Sunday, February 22, 2009

Circumnavelgazing Our Cosmic Ombilicus

Another rerun from two years back. I really like this one. Call it a Coon Classic. Or, put it this way: if you don't like it, then at least you know that the eternal Way of the Raccoon is just not for you.

*****

Yesterday while driving to work I was navel-gazing again. Yes, I was thinking about my belly button. For what is a belly button? I can see that Future Leader is already curious about his -- he calls it his "baby button." But when he asks what it is, it's difficult to think of a concise answer. So consider this a Raccoon bedtime story about the cosmic significance of your baby button.

It is interesting that the human body bears the permanent mark of its own dependency and incompleteness, and its previous life in another dimension. The human form is so perfect, and yet, no matter how perfect the body, there is always this odd "scar" we all carry right at the very center of our physical being, the reminder of another mode of existence: "I once abided in the infinite, and all I got was this lousy belly button." [And yet, the body wouldn't look quite right without one. As far as I know, even Cher hasn't had her belly button surgically removed or enhanced, but you never know.]

To continue our navel-gazing, what does this scar signify? Well, let's see. First, it memorializes our transition from life in a watery medium to life in a gaseous one. In this regard, life during our first nine months couldn't have been more different than life after the dramatic caesura of birth, as Bion called it. And yet, our watery existence is hardly irrelevant to what comes later, as more and more research is documenting the importance of our intrauterine experience and how it "carries over" into the next world.

Now, in our case, we didn't just treat Future Leader as a human subject from the day of his birth -- with all the dignity and nobility to which any human being is entitled -- but from the day of his conception. I would guess that about a third of modern Western mothers do this, either consciously or unconsciously. The percentage is far lower in non-Western cultures, where children are often not treated with the dignity of an autonomous subject, and instead regarded as possessions, resources, or an extension of kin or cult.

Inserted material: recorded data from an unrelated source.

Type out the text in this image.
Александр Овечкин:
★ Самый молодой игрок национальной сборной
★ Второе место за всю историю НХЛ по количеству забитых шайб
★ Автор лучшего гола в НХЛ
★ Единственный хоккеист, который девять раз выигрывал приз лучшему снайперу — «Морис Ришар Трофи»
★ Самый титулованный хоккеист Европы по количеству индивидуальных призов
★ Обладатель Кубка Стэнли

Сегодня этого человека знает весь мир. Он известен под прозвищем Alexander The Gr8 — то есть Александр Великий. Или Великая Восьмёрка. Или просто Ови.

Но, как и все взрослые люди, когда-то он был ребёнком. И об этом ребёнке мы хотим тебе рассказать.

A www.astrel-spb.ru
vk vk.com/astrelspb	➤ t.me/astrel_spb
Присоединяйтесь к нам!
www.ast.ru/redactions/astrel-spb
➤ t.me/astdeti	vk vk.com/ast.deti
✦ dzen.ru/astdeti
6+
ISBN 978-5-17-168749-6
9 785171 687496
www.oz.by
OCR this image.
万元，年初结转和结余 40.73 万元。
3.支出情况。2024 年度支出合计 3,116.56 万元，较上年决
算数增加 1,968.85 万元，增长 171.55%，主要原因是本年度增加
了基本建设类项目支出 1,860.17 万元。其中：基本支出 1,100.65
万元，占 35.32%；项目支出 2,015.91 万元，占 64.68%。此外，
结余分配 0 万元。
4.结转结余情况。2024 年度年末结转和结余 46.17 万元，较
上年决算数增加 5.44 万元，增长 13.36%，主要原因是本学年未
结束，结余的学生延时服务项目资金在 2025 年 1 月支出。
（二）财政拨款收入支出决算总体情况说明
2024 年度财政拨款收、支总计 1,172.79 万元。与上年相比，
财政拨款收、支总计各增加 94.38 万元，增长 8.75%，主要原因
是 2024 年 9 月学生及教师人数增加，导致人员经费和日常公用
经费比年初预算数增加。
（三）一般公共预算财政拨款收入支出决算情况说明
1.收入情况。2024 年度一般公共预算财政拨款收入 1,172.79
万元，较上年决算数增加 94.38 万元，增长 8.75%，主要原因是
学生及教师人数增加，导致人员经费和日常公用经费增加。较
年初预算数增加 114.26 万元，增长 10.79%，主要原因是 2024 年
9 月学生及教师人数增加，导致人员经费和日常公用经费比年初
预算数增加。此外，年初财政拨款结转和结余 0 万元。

For that matter, it is a truism that the most dangerous place in the world for a black person -- or liberal, for that matter -- to be is inside their mother's womb.

Our preparation for extrauterine life takes place under circumstances that are quite different from those that will later prevail. From the vantage point of the fetus, intrauterine life appears to be a "thing unto itself," and yet, it is actually pointing toward something beyond itself. In other words, its reason does not abide in itself, but in a state that will only reveal itself later. The fetus cannot know that its intrauterine existence is actually a preparation for the "big event," which always comes as a bewildering and disorienting shock.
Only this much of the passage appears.